He tried to say something, but Minseok didn't even ask any questions on what had happened the first time. For a moment Jongin thought that Minseok maybe didn't know about his skill, but then he already explained it to his trainee.  
"He can read the minds of ghosts," he said in a perfectly dispassionate voice and his trainee looked more confused than anything. "It's a rare gift and can't be learned, so you won't be able to do it."  
Jongin wasn't even sure whether he was supposed to feel flattered at the description or annoyed because Minseok apparently didn't think of it as impressive enough to be interested in learning more. If anything, he only seemed to wish to be done with the case as quickly as possible.  
So they arrived at the metal gate in front of the house that could barely be seen behind the fence and a few trees, and Minseok seemed about to just ring the bell without any further discussion, when Jongin quickly said, "The host recently got divorced but there are a maid and a gardener who are sometimes around. I haven't quite figured out their schedules but today should be safe."  
Minseok blinked at him in confusion, as if Jongin had uttered something very stupid. "I read the report," he then said very slowly.  
"Right," Jongin said and tried to recall whether he had written all those details down. He had only released the report a day earlier after they had forced him to. It had not felt right to write a report on something that was not actually finished yet. But that at least explained the lack of questions.  
The situation obviously caused Minseok to lose his momentum because he now stared at the bell and then at Jongin and asked, "Anything else?"  
Jongin only shrugged and Minseok nodded while ringing the bell. His threw his trainee only a small glance as he said, "Try to stay behind me."

He was not sure what he had expected.  
"He couldn't have been older than maybe sixteen and he was really skinny, so the man could easily overpower him," Sohee had recalled. "We tried to help but what he ultimately did was to charge at the guy and tackle him into a wall. Then it looked as if he was trying to choke him because he put his hands around his neck but then it looked as if he teared something off. I don't know how he did it, but he managed tear the ghost off the guy. As if the ghost was nothing but a giant leech."  
"He can touch them," Luhan had said vaguely. "I guess that's his power. He can touch them as if they're living things."  
And then there were the reports.  
'Took out ghost. Might have fractured it,' Minseok had written in one case that had completely puzzled Jongin because he couldn't fathom it. Fractured what? The one being possessed? The ghost possessing them?  
'Kim Minseok had to eliminate the ghost to get rid of it,' another report had read. 'If he had not done that, our life would have been in danger. The first conventional attempt at summoning the ghost had failed.'  
It was one thing to read these things and to unwillingly imagine a comic hero in a floating cape and a corny mask. It was a completely different thing to watch the whole thing in action.  
Right from the moment they entered the house after pretending to deliver a package, the ghost clearly knew what they were up to because Jongin immediately heard the same static he had heard when the ghost had previously realized that he tried to read him. Most ghosts possessing humans were not fully lucid and did not necessarily understood what they did. This one clearly did, and Minseok did not waste any time at trying to do the usual small talk.  

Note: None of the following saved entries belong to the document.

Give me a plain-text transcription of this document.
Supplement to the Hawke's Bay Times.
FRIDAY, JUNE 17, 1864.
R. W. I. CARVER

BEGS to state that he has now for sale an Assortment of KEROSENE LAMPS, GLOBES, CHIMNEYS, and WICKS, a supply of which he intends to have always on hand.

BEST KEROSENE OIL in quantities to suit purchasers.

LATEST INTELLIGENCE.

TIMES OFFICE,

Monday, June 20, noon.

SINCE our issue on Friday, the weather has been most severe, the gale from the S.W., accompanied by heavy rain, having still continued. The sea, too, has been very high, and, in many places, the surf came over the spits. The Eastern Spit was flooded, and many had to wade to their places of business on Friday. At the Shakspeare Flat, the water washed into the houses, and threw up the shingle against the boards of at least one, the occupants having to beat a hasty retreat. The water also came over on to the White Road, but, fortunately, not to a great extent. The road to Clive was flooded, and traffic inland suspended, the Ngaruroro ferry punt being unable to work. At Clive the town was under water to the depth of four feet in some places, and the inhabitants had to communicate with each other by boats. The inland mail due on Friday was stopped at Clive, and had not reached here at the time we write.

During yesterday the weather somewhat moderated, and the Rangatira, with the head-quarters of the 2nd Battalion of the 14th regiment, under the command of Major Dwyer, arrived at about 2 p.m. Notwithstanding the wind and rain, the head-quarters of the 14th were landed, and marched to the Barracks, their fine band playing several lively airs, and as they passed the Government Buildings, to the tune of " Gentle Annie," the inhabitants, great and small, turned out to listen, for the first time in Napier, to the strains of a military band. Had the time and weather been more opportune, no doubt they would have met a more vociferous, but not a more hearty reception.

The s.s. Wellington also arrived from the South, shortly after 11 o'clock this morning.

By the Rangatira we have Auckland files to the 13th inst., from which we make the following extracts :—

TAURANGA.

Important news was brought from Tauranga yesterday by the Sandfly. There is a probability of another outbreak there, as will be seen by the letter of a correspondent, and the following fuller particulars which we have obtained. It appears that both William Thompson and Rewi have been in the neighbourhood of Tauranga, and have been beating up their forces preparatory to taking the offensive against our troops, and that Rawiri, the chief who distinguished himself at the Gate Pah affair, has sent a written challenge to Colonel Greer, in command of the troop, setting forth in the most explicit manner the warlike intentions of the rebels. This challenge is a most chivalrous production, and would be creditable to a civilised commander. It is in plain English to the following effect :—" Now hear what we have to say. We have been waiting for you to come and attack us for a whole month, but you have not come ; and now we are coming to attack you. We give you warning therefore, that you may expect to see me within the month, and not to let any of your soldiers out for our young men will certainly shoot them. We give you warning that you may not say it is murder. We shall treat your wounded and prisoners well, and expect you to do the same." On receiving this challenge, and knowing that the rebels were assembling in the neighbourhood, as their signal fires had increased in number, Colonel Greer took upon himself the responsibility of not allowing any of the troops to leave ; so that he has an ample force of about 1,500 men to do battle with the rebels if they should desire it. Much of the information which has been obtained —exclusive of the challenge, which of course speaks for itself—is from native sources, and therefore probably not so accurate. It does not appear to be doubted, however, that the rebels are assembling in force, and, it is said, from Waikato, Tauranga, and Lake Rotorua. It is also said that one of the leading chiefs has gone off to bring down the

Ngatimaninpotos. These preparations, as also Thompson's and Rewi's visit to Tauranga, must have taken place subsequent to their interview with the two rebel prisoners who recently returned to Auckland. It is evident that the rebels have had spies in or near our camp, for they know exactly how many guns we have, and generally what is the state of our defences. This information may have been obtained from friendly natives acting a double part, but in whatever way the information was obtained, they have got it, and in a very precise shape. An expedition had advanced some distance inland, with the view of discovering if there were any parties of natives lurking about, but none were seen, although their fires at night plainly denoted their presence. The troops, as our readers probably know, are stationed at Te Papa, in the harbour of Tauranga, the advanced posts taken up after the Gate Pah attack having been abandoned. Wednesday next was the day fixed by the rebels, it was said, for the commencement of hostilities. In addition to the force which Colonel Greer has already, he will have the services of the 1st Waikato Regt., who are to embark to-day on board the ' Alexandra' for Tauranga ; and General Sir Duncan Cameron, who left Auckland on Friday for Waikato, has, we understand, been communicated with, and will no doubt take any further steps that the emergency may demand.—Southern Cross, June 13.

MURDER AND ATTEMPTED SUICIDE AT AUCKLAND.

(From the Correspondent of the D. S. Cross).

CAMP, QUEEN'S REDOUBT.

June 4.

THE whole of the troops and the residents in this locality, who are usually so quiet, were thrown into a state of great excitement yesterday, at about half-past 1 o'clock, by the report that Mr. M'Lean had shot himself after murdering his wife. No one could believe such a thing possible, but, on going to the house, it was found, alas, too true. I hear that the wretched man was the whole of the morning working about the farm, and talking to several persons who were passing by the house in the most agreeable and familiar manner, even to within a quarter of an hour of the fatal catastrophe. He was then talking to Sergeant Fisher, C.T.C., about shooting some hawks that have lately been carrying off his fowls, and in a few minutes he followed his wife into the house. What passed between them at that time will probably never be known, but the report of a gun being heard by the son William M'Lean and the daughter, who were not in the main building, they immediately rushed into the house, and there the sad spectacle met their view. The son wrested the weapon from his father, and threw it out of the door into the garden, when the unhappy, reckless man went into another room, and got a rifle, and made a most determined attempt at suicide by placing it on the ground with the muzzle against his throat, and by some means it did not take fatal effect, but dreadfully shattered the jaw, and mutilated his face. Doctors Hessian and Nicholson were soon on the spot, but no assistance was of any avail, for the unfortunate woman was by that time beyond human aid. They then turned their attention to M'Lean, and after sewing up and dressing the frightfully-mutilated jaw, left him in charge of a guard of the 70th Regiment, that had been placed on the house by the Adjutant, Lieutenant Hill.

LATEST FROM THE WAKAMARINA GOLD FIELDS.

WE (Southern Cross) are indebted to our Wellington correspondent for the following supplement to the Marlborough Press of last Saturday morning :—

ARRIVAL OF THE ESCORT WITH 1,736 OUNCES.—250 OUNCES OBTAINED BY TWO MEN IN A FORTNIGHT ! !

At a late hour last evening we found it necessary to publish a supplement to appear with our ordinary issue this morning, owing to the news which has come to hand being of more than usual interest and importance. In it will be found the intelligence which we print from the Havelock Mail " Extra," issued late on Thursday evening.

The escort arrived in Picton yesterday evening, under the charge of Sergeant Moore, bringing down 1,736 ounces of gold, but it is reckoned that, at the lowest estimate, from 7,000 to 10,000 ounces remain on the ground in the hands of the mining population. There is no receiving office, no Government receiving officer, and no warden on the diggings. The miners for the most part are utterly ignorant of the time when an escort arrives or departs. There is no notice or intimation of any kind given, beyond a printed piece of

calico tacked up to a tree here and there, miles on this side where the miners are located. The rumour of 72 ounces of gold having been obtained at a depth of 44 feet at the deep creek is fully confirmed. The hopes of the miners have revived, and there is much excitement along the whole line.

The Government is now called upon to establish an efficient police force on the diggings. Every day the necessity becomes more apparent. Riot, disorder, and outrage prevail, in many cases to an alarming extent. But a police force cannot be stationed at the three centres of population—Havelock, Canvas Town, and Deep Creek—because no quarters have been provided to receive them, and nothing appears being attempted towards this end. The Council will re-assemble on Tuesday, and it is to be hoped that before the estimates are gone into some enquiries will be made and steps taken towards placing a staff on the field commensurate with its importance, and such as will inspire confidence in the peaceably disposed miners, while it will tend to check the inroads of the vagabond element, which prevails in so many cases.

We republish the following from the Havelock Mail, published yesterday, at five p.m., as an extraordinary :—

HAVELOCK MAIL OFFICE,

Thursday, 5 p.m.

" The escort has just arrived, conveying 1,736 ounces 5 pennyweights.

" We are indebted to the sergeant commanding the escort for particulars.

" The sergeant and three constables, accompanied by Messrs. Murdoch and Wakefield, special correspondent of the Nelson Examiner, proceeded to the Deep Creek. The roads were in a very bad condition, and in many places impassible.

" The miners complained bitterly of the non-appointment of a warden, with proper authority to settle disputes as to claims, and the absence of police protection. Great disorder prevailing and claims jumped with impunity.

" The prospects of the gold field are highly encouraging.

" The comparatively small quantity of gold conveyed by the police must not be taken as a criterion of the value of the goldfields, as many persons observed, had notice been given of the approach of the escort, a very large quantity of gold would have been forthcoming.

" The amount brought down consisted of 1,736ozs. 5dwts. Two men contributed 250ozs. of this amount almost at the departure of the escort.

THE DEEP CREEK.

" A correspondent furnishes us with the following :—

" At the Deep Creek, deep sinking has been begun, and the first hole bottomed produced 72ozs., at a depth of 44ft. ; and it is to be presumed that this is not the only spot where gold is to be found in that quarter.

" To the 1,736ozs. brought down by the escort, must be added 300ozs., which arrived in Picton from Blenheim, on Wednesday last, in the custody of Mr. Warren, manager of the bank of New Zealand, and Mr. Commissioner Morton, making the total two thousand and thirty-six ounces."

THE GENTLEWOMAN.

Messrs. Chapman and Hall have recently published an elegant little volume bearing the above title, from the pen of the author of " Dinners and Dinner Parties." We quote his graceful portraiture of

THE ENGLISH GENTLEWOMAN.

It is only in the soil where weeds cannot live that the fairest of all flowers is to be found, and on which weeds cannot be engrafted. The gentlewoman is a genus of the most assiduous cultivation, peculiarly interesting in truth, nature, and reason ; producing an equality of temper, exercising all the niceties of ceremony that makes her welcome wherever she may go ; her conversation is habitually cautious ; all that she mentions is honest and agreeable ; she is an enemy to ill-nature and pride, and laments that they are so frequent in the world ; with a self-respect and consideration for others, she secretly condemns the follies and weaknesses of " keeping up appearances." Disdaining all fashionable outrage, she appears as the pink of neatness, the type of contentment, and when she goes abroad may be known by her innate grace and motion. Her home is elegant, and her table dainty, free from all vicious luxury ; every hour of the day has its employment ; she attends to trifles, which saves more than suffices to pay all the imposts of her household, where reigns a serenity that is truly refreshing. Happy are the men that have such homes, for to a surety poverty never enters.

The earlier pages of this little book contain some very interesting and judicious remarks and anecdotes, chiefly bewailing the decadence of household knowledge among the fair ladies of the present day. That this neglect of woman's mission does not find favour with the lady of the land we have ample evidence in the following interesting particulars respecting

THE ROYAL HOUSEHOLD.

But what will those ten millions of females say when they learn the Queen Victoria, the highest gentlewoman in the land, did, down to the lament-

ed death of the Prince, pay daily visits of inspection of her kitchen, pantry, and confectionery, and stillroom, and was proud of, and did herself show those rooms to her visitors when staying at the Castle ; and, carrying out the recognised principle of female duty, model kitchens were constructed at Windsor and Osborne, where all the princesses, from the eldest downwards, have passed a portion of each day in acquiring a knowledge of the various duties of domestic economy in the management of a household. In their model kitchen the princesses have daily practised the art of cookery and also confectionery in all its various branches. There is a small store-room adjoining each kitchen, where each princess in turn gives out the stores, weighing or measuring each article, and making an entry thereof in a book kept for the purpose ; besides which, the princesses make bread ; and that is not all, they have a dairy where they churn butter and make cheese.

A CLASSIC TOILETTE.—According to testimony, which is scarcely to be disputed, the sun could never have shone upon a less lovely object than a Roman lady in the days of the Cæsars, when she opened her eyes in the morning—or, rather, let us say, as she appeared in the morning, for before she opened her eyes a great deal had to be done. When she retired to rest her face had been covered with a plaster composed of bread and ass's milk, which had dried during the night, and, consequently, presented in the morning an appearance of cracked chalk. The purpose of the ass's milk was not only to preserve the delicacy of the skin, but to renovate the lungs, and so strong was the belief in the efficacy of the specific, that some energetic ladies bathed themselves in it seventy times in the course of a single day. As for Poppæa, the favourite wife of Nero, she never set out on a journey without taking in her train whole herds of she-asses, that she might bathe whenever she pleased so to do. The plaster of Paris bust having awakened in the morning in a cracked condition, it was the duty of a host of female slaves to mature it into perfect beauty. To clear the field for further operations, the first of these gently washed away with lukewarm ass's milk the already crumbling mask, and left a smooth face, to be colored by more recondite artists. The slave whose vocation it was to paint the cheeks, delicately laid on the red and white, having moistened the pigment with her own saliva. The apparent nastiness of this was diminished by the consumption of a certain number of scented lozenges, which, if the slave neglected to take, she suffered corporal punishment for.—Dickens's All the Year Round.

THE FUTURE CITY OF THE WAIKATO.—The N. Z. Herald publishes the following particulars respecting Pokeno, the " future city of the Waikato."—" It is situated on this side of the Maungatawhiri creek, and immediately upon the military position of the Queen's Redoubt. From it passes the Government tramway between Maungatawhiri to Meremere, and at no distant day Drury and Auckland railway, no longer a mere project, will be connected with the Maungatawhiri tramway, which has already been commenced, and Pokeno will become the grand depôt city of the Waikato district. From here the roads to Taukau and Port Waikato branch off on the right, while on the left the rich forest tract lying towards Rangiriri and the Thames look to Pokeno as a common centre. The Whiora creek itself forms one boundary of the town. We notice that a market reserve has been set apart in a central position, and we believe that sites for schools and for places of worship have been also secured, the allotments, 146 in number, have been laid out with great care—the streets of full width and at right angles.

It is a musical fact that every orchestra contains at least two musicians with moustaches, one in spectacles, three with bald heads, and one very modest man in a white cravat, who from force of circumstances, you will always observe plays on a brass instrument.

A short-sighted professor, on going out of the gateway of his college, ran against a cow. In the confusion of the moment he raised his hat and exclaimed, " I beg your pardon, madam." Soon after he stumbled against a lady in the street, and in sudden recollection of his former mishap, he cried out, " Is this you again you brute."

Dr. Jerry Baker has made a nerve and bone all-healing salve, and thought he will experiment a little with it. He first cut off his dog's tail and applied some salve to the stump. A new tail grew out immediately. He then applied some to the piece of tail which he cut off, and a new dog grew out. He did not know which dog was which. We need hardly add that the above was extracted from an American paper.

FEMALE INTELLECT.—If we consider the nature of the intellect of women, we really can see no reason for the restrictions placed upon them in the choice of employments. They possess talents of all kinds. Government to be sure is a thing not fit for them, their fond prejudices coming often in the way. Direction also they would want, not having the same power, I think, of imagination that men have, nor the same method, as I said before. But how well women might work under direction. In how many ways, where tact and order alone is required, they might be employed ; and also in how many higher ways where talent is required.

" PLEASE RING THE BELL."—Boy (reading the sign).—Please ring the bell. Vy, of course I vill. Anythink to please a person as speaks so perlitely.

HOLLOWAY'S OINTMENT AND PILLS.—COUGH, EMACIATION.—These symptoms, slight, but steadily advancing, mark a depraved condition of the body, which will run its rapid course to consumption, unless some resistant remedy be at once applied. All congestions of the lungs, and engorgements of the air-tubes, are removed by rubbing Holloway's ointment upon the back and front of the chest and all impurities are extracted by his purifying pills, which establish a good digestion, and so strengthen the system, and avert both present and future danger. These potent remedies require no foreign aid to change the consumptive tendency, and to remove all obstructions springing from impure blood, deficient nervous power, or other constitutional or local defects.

Before the ghost could say anything, Minseok pushed him further inside and barked at them to close the door. Jongin and the trainee only managed to look at each other in confusion when Minseok already was halfway down the hallway and into whatever room came at the end of it.  
"Shit," Jongin swore under his breath and then slammed the door shut before he hurried past the trainee and after Minseok. They were already in the kitchen and Minseok pressed the much taller host against the kitchen counter while the host tried to push his head away. In Minseok's left hand was something translucent that was connected to the host's torso and Jongin unwillingly stared at it in bafflement. Part of his mind understood that he saw part of a ghost. But he didn't know how. He had read it over and over again. Kim Minseok could touch ghosts. But to actually see Kim Minseok pull a piece of a ghost out of someone scared the part of him that was still filled with primeval fear of the unknown. He could literally see the man's right leg go limp while Minseok pulled and pulled. The man wobbled and Jongin stared like an idiot. But then the man wound up his right arm and it took Jongin a split second too long to understand that he had to react, when the man already hit Minseok's head hard enough for him to stumble backwards.   
"Minseok-sshi," the trainee gasped behind him and pushed past him but Jongin could still only stare. The part of the ghost Minseok had pulled out slowly slithered back inside.  
"Minseok-sshi, shit, are you okay?" the trainee yelled while Minseok leaned into a shelf and held his head.  
"Stay back," Minseok muttered, still scowling at the man.  
"Are you fucking nuts?" the trainee asked and tried to help Minseok straighten up, only to be pushed away. "What is this? A fist fight? Is that what you do all day?"  
Before Minseok could say anything, the ghost inside the possessed man let out a strange growl. The growl and the man's voice mixed into a horrible chorus when he said, "Get out of my house. Get off my property. I will call the police." He clearly was not fully used to speaking.   
"What do you want us to do?" Jongin asked much too late and Minseok threw him a quick exasperated glance. He spat on the ground like a thug and Jongin realized that there was blood.  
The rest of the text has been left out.